Profesör Kaya Nursi’nin kısa hayat hikayesini anlatarak, Bediüzzaman’ın 6000 sahifeyi aşan eserlerini sürgün ve hapis şartları altında yazdığı ve eserlerinde nefrete yer olmadigini bazı örneklerle anlattı.  

Birinci Dünya Savaşı sırasında yüzlerce Ermeni kadın, yaşlı ve çocukları koruma altına alarak savaş şartları içinde zarar görmelerini önlemiştir.Yine hapishaneye Medrese-i Yusufiye adini vermistir.Hapishane penceresinden bahçede oynayan çocukları merak eder ve çocuklardan birisinin ona ceza vermeye çalışan bir savcının çocuğu oldugunu öğrenince “o savcıya beddua edecektim fakat bu çocuğun hatırı için onu affettim” demiştir. Faris Kaya Said Nursi’nin hayatından daha buna benzer bir çok şefkat ve affetme örneklerini anlattı. 
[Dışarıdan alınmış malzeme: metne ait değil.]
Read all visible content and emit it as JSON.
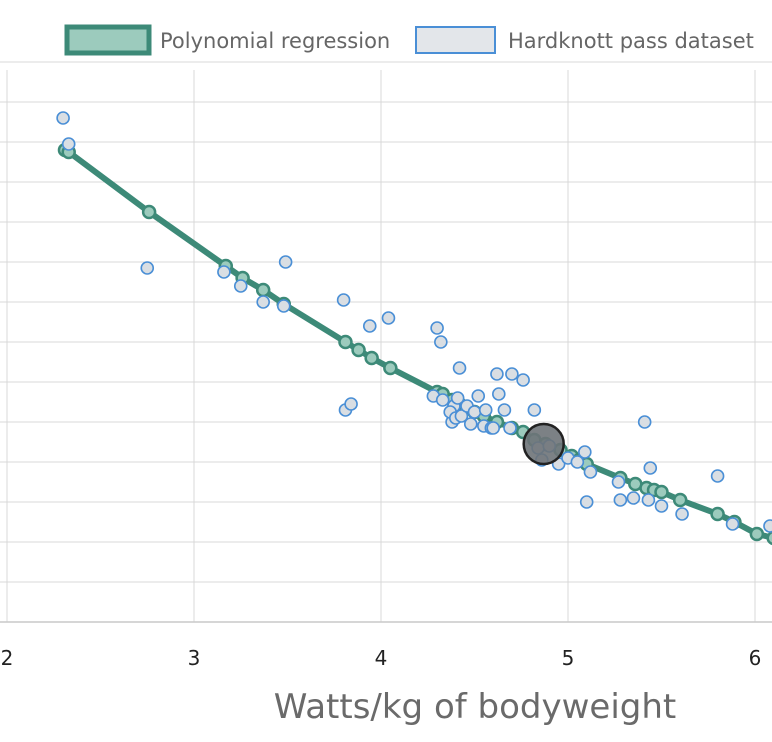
{
  "chart_data": {
    "type": "scatter",
    "xlabel": "Watts/kg of bodyweight",
    "ylabel": "",
    "xlim": [
      2.0,
      6.1
    ],
    "ylim": [
      0,
      14
    ],
    "x_ticks": [
      "2",
      "3",
      "4",
      "5",
      "6"
    ],
    "x_tick_values": [
      2,
      3,
      4,
      5,
      6
    ],
    "y_grid_values": [
      1,
      2,
      3,
      4,
      5,
      6,
      7,
      8,
      9,
      10,
      11,
      12,
      13,
      14
    ],
    "grid": true,
    "legend_position": "top-right",
    "series": [
      {
        "name": "Polynomial regression",
        "kind": "line",
        "color": "#3d8a78",
        "fill": "#9ccbbd",
        "x": [
          2.31,
          2.33,
          2.76,
          3.17,
          3.26,
          3.37,
          3.48,
          3.81,
          3.88,
          3.95,
          4.05,
          4.3,
          4.33,
          4.38,
          4.42,
          4.46,
          4.5,
          4.55,
          4.62,
          4.7,
          4.76,
          4.82,
          4.88,
          4.96,
          5.02,
          5.06,
          5.1,
          5.28,
          5.36,
          5.42,
          5.46,
          5.5,
          5.6,
          5.8,
          5.89,
          6.01,
          6.1
        ],
        "y": [
          11.8,
          11.75,
          10.25,
          8.9,
          8.6,
          8.3,
          7.95,
          7.0,
          6.8,
          6.6,
          6.35,
          5.75,
          5.7,
          5.55,
          5.45,
          5.35,
          5.25,
          5.15,
          5.0,
          4.85,
          4.75,
          4.55,
          4.45,
          4.3,
          4.15,
          4.05,
          3.95,
          3.6,
          3.45,
          3.35,
          3.3,
          3.25,
          3.05,
          2.7,
          2.5,
          2.2,
          2.1
        ]
      },
      {
        "name": "Hardknott pass dataset",
        "kind": "scatter",
        "color": "#4a8fd6",
        "fill": "#d9dee3",
        "x": [
          2.3,
          2.33,
          2.75,
          3.16,
          3.25,
          3.37,
          3.48,
          3.49,
          3.8,
          3.81,
          3.84,
          3.94,
          4.04,
          4.3,
          4.32,
          4.38,
          4.39,
          4.41,
          4.42,
          4.28,
          4.33,
          4.37,
          4.4,
          4.43,
          4.46,
          4.48,
          4.5,
          4.52,
          4.55,
          4.56,
          4.59,
          4.6,
          4.62,
          4.63,
          4.66,
          4.69,
          4.7,
          4.76,
          4.82,
          4.84,
          4.86,
          4.9,
          4.95,
          5.0,
          5.05,
          5.1,
          5.12,
          5.09,
          5.27,
          5.28,
          5.35,
          5.41,
          5.43,
          5.44,
          5.5,
          5.61,
          5.8,
          5.88,
          6.08
        ],
        "y": [
          12.6,
          11.95,
          8.85,
          8.75,
          8.4,
          8.0,
          7.9,
          9.0,
          8.05,
          5.3,
          5.45,
          7.4,
          7.6,
          7.35,
          7.0,
          5.0,
          5.4,
          5.6,
          6.35,
          5.65,
          5.55,
          5.25,
          5.1,
          5.15,
          5.4,
          4.95,
          5.25,
          5.65,
          4.9,
          5.3,
          4.85,
          4.85,
          6.2,
          5.7,
          5.3,
          4.85,
          6.2,
          6.05,
          5.3,
          4.35,
          4.05,
          4.4,
          3.95,
          4.1,
          4.0,
          3.0,
          3.75,
          4.25,
          3.5,
          3.05,
          3.1,
          5.0,
          3.05,
          3.85,
          2.9,
          2.7,
          3.65,
          2.45,
          2.4
        ]
      },
      {
        "name": "",
        "kind": "highlight",
        "color": "#222222",
        "fill": "#6e7378",
        "x": [
          4.87
        ],
        "y": [
          4.45
        ]
      }
    ]
  }
}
Daha sonra söz alan Prof. Dr. David Law, Nursi’ye göre Müslüman-Hristiyan münasebetleri üzerinde durdu. Nursi’nin inananlar arasında gerçek manada bir iş birligi teklif ettiğini şu sözlerle dile getirdi: Ben dinini hayatına uygulayan Hristiyan bir rahibim, müslüman olmuş da değilim. Ancak şunu ifade edebilirim ki biz batılılar İslamiyeti Deaş, Taliban ve Boko haram gibi dinle alakasi olmayan gruplarla tanımamalı ve asla özdeşleştirmemeliyiz. Bu konuda ölçü alacağımız ve sözüne itibar edeceğimiz kimse Said Nursi’dir. O varken başkalarına bakmamalıyız. Maalesef medya bu konuda yanlış yapıyor. Tıpkı körlerin fili tarif ettikleri gibi alakasi olmayan ithamlarla İslam’ı kötülemeye çalışıyor.Bu kabul edilemez. 

Son olarak Prof Dr Colin Turner söz aldı ve Said Nursi’nin Cihad-ı Manevi kavramını anlattı. Nursi’nin, 19'uncu asrın başında artık silahla cihad döneminin kapandığını ve dünyada yeni bir mücadele şeklinin başladığını savunduğunu dile getirdi.Tahribat manevi olduğu için tamiratın da manevi olması gerektiğini, o da bu asırda ancak kalemle, fikirle, düşünceyle ve tahkiki iman dersleriyle olacağını belirtti. Nursi buna manevi cihad veya müspet hareket diyor.